Kawakami Y, Hirose K, Watanabe Y, Tomioka N, Kanbayashi M, Ninomiya H, Fujiwara H

出版信息

Kokyu To Junkan. 1989 Oct;37(10):1109-12.

PMID:2595121
Abstract

We investigated the relation between myocardial free wall rupture and thrombolytic therapy in 200 patients with acute myocardial infarction (AMI). Ten of 200 patients (5.0%) were complicated with cardiac rupture, and all of them died within 70 hours after the onset (29% of the deceased after AMI). The pathophysiologic study of 5 patients undergoing autopsy after cardiac rupture was performed. In 4 patients receiving thrombolysis, autopsy revealed massive hemorrhagic infarction and teared lesion near the center of infarcted area. We assessed that the location of teared lesion might be influenced by broad hemorrhagic infarcted area following thrombolytic therapy. The incidence of cardiac rupture was slightly higher in the group receiving thrombolysis in the early stage of AMI than conventional treatment group.

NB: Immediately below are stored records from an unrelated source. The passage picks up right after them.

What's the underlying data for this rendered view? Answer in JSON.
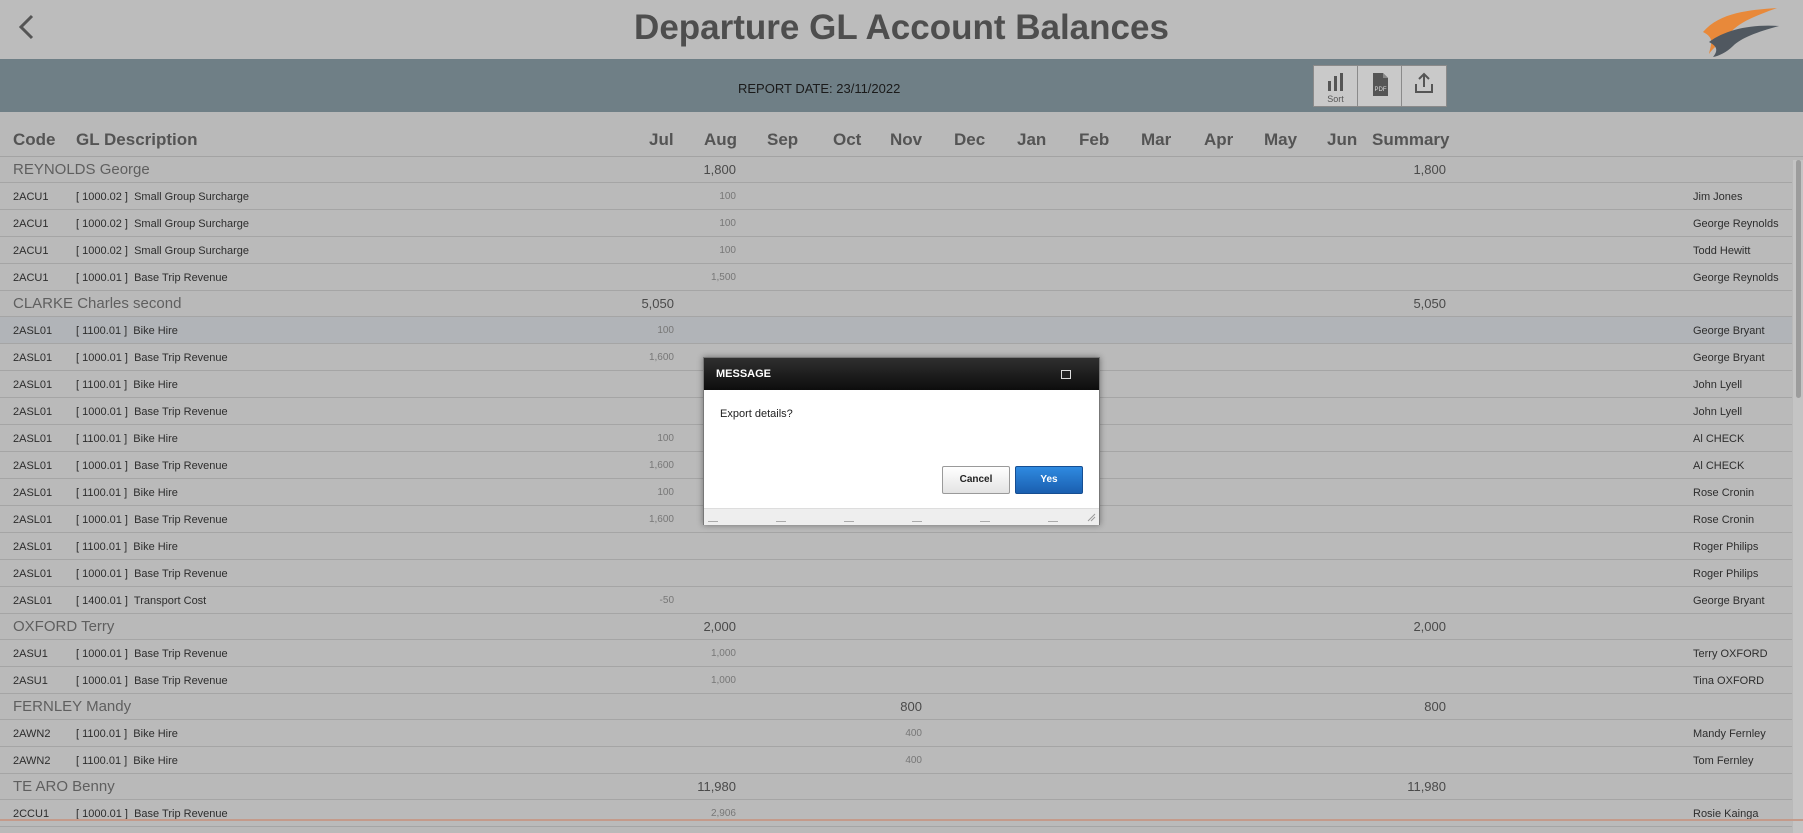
{
  "header": {
    "title": "Departure GL Account Balances"
  },
  "toolbar": {
    "report_date": "REPORT DATE: 23/11/2022",
    "sort_label": "Sort",
    "pdf_label": "PDF"
  },
  "columns": {
    "code": "Code",
    "description": "GL Description",
    "months": [
      "Jul",
      "Aug",
      "Sep",
      "Oct",
      "Nov",
      "Dec",
      "Jan",
      "Feb",
      "Mar",
      "Apr",
      "May",
      "Jun"
    ],
    "summary": "Summary"
  },
  "groups": [
    {
      "name": "REYNOLDS George",
      "col_value": "1,800",
      "summary": "1,800"
    },
    {
      "name": "CLARKE Charles second",
      "col_value": "5,050",
      "summary": "5,050"
    },
    {
      "name": "OXFORD Terry",
      "col_value": "2,000",
      "summary": "2,000"
    },
    {
      "name": "FERNLEY Mandy",
      "col_value": "800",
      "summary": "800"
    },
    {
      "name": "TE ARO Benny",
      "col_value": "11,980",
      "summary": "11,980"
    }
  ],
  "details": [
    {
      "code": "2ACU1",
      "desc": "[ 1000.02 ]  Small Group Surcharge",
      "value": "100",
      "who": "Jim Jones"
    },
    {
      "code": "2ACU1",
      "desc": "[ 1000.02 ]  Small Group Surcharge",
      "value": "100",
      "who": "George Reynolds"
    },
    {
      "code": "2ACU1",
      "desc": "[ 1000.02 ]  Small Group Surcharge",
      "value": "100",
      "who": "Todd Hewitt"
    },
    {
      "code": "2ACU1",
      "desc": "[ 1000.01 ]  Base Trip Revenue",
      "value": "1,500",
      "who": "George Reynolds"
    },
    {
      "code": "2ASL01",
      "desc": "[ 1100.01 ]  Bike Hire",
      "value": "100",
      "who": "George Bryant"
    },
    {
      "code": "2ASL01",
      "desc": "[ 1000.01 ]  Base Trip Revenue",
      "value": "1,600",
      "who": "George Bryant"
    },
    {
      "code": "2ASL01",
      "desc": "[ 1100.01 ]  Bike Hire",
      "value": "",
      "who": "John Lyell"
    },
    {
      "code": "2ASL01",
      "desc": "[ 1000.01 ]  Base Trip Revenue",
      "value": "",
      "who": "John Lyell"
    },
    {
      "code": "2ASL01",
      "desc": "[ 1100.01 ]  Bike Hire",
      "value": "100",
      "who": "Al CHECK"
    },
    {
      "code": "2ASL01",
      "desc": "[ 1000.01 ]  Base Trip Revenue",
      "value": "1,600",
      "who": "Al CHECK"
    },
    {
      "code": "2ASL01",
      "desc": "[ 1100.01 ]  Bike Hire",
      "value": "100",
      "who": "Rose Cronin"
    },
    {
      "code": "2ASL01",
      "desc": "[ 1000.01 ]  Base Trip Revenue",
      "value": "1,600",
      "who": "Rose Cronin"
    },
    {
      "code": "2ASL01",
      "desc": "[ 1100.01 ]  Bike Hire",
      "value": "",
      "who": "Roger Philips"
    },
    {
      "code": "2ASL01",
      "desc": "[ 1000.01 ]  Base Trip Revenue",
      "value": "",
      "who": "Roger Philips"
    },
    {
      "code": "2ASL01",
      "desc": "[ 1400.01 ]  Transport Cost",
      "value": "-50",
      "who": "George Bryant"
    },
    {
      "code": "2ASU1",
      "desc": "[ 1000.01 ]  Base Trip Revenue",
      "value": "1,000",
      "who": "Terry OXFORD"
    },
    {
      "code": "2ASU1",
      "desc": "[ 1000.01 ]  Base Trip Revenue",
      "value": "1,000",
      "who": "Tina OXFORD"
    },
    {
      "code": "2AWN2",
      "desc": "[ 1100.01 ]  Bike Hire",
      "value": "400",
      "who": "Mandy Fernley"
    },
    {
      "code": "2AWN2",
      "desc": "[ 1100.01 ]  Bike Hire",
      "value": "400",
      "who": "Tom Fernley"
    },
    {
      "code": "2CCU1",
      "desc": "[ 1000.01 ]  Base Trip Revenue",
      "value": "2,906",
      "who": "Rosie Kainga"
    }
  ],
  "dialog": {
    "title": "MESSAGE",
    "message": "Export details?",
    "cancel": "Cancel",
    "yes": "Yes"
  }
}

Among the patients receiving thrombolytic therapy, some cases revealed markedly increased fibrinolytic activity. This suggested that such elevated fibrinolytic activity might induce massive hemorrhagic infarction and might be an important factor contributing to the cardiac rupture. Thrombolytic therapy has been frequently reported to improve cardiac function and prognosis, but our study suggests that thrombolytic therapy must be evaluated moreover as one of the risk factors of cardiac rupture.

摘要

我们研究了200例急性心肌梗死(AMI)患者中心肌游离壁破裂与溶栓治疗之间的关系。200例患者中有10例(5.0%)并发心脏破裂,且所有患者均在发病后70小时内死亡(占AMI死亡患者的29%)。对5例心脏破裂后接受尸检的患者进行了病理生理学研究。在4例接受溶栓治疗的患者中,尸检显示大面积出血性梗死以及梗死区域中心附近的撕裂病变。我们评估认为,溶栓治疗后广泛的出血性梗死区域可能会影响撕裂病变的位置。AMI早期接受溶栓治疗组的心脏破裂发生率略高于传统治疗组。在接受溶栓治疗的患者中,部分病例显示纤溶活性显著增加。这表明这种升高的纤溶活性可能会导致大面积出血性梗死,并且可能是导致心脏破裂的一个重要因素。溶栓治疗经常被报道可改善心脏功能和预后,但我们的研究表明,溶栓治疗还必须作为心脏破裂的危险因素之一进行评估。